Troisièmement : réformer l’actuelle constitution libérale et instituer un nouveau modèle d’inspiration sociale-démocrate, qui imposerait des contrôles au niveau de l’investissement privé et permettrait une intervention majeure de l’État au sein de l’économie. Ce modèle s’inspirerait pour partie de l’expérience bolivienne d’Evo Morales. Deux groupes de gauche, le Frente Amplio, qui dispose actuellement de neuf congressistes, et Nuevo Perú, sont partisans de cette option.
Quatrièmement : on ne saurait exclure le triomphe d’un néofascisme à la péruvienne. Ce projet dictatorial, xénophobe et protectionniste s’incarne dans l’ex-militaire Antauro Humala. Cette dernière option, certes peu probable, ne peut malheureusement pas être totalement écartée, car elle compte au Parlement quelques partisans, membres du mouvement Etnocacériste.
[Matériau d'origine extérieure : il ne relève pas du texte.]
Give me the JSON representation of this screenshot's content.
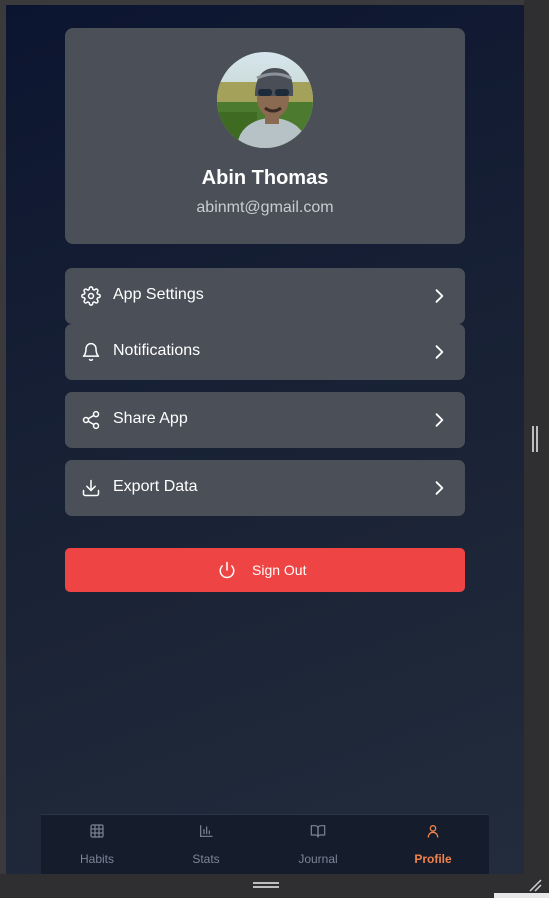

C’est dire combien la crise politique que connaît le Pérou a des racines profondes, et combien les changements cosmétiques auxquels appellent les élites actuelles, comme la fin de l’immunité parlementaire, l’interdiction de personnes condamnées en première instance à briguer une fonction publique ou la fiscalisation du financement des partis politiques, ne résoudront rien ou pas grand chose à moyen et long termes.